Patients with MBD do not usually have midline lesions, which are typical in patients with Wernicke-Korsakoff syndrome (of the medial thalamus or mamillary bodies).

Finally, as previously mentioned, cortical lesions are sometimes found on postmortem neuropathologic studies. In such cases, neuronal degeneration of the third and fourth layers of the frontal and temporal cortices has been found, with replacement of the neuron by gliosis (ie, Morel cortical laminar sclerosis).

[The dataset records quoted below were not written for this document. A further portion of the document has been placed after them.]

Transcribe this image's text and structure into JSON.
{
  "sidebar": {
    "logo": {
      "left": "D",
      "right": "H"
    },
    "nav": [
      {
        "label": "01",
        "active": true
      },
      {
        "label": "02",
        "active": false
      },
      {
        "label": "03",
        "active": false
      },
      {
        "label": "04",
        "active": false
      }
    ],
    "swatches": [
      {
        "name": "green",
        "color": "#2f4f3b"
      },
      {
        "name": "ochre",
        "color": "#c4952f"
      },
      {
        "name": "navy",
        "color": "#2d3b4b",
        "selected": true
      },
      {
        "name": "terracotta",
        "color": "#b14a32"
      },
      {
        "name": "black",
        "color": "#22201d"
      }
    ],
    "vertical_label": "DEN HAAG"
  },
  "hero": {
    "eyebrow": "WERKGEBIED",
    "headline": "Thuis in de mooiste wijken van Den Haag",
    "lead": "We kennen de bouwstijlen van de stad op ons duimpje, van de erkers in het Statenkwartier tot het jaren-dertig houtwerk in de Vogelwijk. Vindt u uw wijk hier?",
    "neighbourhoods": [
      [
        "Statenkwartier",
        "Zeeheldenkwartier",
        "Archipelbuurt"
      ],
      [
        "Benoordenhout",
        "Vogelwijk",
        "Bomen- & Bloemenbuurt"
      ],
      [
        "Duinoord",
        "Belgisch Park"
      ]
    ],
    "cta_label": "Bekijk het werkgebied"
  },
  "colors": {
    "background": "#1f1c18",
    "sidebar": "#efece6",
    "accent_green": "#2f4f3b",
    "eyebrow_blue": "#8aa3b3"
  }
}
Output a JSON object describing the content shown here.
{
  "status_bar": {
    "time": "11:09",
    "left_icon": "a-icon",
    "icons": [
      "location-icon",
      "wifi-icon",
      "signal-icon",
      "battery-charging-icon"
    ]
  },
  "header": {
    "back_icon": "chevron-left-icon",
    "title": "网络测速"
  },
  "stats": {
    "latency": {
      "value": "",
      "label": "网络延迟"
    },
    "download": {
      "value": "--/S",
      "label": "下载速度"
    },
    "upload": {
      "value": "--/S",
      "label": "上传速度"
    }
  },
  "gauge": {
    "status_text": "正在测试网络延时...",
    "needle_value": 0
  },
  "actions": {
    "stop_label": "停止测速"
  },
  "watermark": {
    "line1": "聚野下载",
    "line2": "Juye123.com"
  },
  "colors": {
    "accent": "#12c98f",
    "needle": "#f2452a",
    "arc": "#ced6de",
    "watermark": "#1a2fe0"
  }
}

Controversy exists as to whether cortical MRI findings in MBD actually correlate with such pathologic findings and whether they may have implications for prognosis. Whether the cortical findings are secondary to the callosal damage, whether both are caused by a similar process, or whether they are coincidental findings that may also occur separately, particularly in severe alcoholism, malnutrition, and/or other severe impairments, remains unclear.



Approach Considerations

In 2017, Hillborn et al.[27] reviewed data from 153 cases of Marchiafava-Bignami disease (MBD) confirmed by brain imaging. They observed a significant trend for a better overall outcome in subjects who were treated with thiamine compared to those who remained untreated. The dose of thiamine should be the same as recommended for Wernicke’s disease, and the therapy should continue for as long as recovery is going on. Multiple studies have shown that early administration of parenteral thiamine is associated with better outcomes, particularly if administered within 2 weeks of symptom onset.[27] Corticosteroids are often used in the treatment of MBD and may reduce brain edema, suppress demyelination, stabilize the blood-brain barrier, and reduce inflammation. However, in their analysis Hillborn et al. could not observe any positive net effect. This may have been because many cases were treated with both steroids and multivitamins, and it was difficult to see which played the major role in recovery. However, they reported no adverse effects associated with steroid treatment.

With regard to more unusual treatments, a case report by Staszewski et al described amantadine given together with thiamine, vitamin B-12, and folate; the patient improved.[16] In another case, reported by Kikkawa et al, administration of high-dose corticosteroids was said to precede clinical improvement. In patients who improved, the CT and MRI scan findings also improved, at least somewhat.[28]

Inpatient care

Patients are usually admitted because they present with stupor, coma, and, frequently, seizures.


Patients who survive should receive rehabilitation and, if appropriate, alcohol and nutritional counseling.


Depending on the specific presentation and course of MBD, the patient may require consultation with the following specialists:

  • Neurologist - For seizure control

  • Critical care specialist - For coma management

  • Neuropsychologist - For workup of the dementia

  • Neurorehabilitation specialist

  • Psychiatrist or psychologist - For treatment of alcoholism



Vitamins, Water-Soluble

Class Summary

Improvement has been seen in the small number of individual patients who received treatments that included at least 1 agent in this drug category.


Thiamine is a water-soluble vitamin that combines with adenosine triphosphate to form the coenzyme thiamine pyrophosphate, which is necessary for carbohydrate metabolism. The B vitamins are readily absorbed from the gastrointestinal (GI) tract (except in cases of malabsorption syndromes). Alcohol inhibits the absorption of thiamine, which occurs primarily in the duodenum.


Class Summary

Improvement has been seen in the small number of individual patients who received treatments that included at least 1 agent in this drug category.

Methylprednisolone (Depo-Medrol, Medrol, Solu-Medrol)

Methylprednisolone may decrease inflammation by reversing increased capillary permeability and suppressing polymorphonuclear (PMN) leukocyte activity.

Antiparkinson Agents

Class Summary

Improvement has been seen in the small number of individual patients who received treatments that included at least 1 agent in this drug category.


Amantadine inhibits N-methyl-D-aspartic acid (NMDA) receptor-mediated stimulation of acetylcholine release in rat striatum. Amantadine may enhance dopamine release, inhibit dopamine reuptake, stimulate postsynaptic dopamine receptors, or enhance dopamine receptor sensitivity.